SDK support: every Scrapfly SDK (Python, TypeScript, Go, Rust) exposes scrape_batch()
(or scrapeBatch / ScrapeBatch) which handles the multipart streaming and yields
(correlation_id, result) tuples as parts arrive.
The Batch API is available on all paid plans. It is not available on the FREE plan.
Classify API: block detection without a live scrape. A new POST /classify endpoint
takes an HTTP response you already have (URL, status code, headers, body) and returns a
verdict on whether the target blocked the request.

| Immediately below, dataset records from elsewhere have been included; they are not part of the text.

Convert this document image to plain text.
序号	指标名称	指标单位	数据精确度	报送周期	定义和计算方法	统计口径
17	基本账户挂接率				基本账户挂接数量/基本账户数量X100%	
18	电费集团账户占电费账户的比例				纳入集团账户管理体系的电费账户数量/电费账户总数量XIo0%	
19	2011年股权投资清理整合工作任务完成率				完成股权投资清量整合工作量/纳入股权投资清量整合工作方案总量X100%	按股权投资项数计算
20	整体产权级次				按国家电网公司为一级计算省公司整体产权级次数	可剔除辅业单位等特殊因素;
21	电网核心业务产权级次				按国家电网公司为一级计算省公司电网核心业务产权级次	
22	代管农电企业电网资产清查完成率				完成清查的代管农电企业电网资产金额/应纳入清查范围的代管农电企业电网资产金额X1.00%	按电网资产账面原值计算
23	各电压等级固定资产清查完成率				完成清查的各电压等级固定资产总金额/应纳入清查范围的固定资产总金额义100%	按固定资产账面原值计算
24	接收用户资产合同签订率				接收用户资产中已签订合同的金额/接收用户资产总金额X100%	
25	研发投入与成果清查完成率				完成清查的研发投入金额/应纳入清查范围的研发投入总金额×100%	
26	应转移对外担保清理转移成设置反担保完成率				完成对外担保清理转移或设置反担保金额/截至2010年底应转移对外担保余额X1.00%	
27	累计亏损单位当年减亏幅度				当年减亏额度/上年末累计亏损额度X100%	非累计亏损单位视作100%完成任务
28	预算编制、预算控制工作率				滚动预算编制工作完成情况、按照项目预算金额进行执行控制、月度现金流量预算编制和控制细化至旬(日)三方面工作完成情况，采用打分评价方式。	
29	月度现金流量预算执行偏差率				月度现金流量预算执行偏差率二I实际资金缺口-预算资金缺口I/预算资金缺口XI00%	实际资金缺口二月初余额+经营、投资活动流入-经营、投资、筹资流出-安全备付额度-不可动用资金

The response is a minimal three-field payload: blocked (boolean), antibot
(the name of the anti-bot product if one matched: cloudflare, datadome, akamai,
perimeterx, kasada, imperva, aws_waf, f5_shape, ...), and cost (API credits
charged for the call).
Key properties:
- Authoritative block detection: runs the same detection pipeline that powers every live Scrapfly scrape. New anti-bot products light up here automatically without a client upgrade.

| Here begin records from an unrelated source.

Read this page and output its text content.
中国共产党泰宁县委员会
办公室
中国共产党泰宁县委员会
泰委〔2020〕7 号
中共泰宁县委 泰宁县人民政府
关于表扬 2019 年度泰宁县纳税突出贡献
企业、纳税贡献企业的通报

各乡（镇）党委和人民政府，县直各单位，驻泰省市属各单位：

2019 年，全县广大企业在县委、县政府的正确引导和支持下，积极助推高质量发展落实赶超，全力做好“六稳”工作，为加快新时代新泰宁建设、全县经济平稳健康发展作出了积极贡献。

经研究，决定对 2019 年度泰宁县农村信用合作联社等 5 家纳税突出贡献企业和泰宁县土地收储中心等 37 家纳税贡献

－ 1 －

- Fast: no proxy allocation, no browser startup, no live fetch. A single classify call typically resolves in a few milliseconds.
- 1 API credit per call, billed under the Web Scraping API product (same bucket
as
/scrape). Errors (4xx/5xx) are not billed.
MCP support: the Scrapfly MCP Server's check_if_blocked tool now uses this
endpoint under the hood, so AI agents get a continuously-tuned answer instead of a
static local heuristic.
2026-04-16
Cloud Browser API
Native Browser MCP. WebMCP support. Cloud Browser now supports Chromium's built-in
WebMCP standard. When enable_mcp=true,
the browser exposes tools via the WebMCP CDP domain:
- 18 Antibot interaction tools: clickOn, fill, typeText, scroll, hover, pressKey, selectOption, dragAndDrop, etc. using human-like interaction patterns
- Website-registered tools: any tools a website exposes via
navigator.modelContext(search, addToCart, getFilters, etc.) are automatically discovered and callable
AI agents connect to the streamable-HTTP MCP endpoint and call tools directly, no Playwright or Puppeteer needed.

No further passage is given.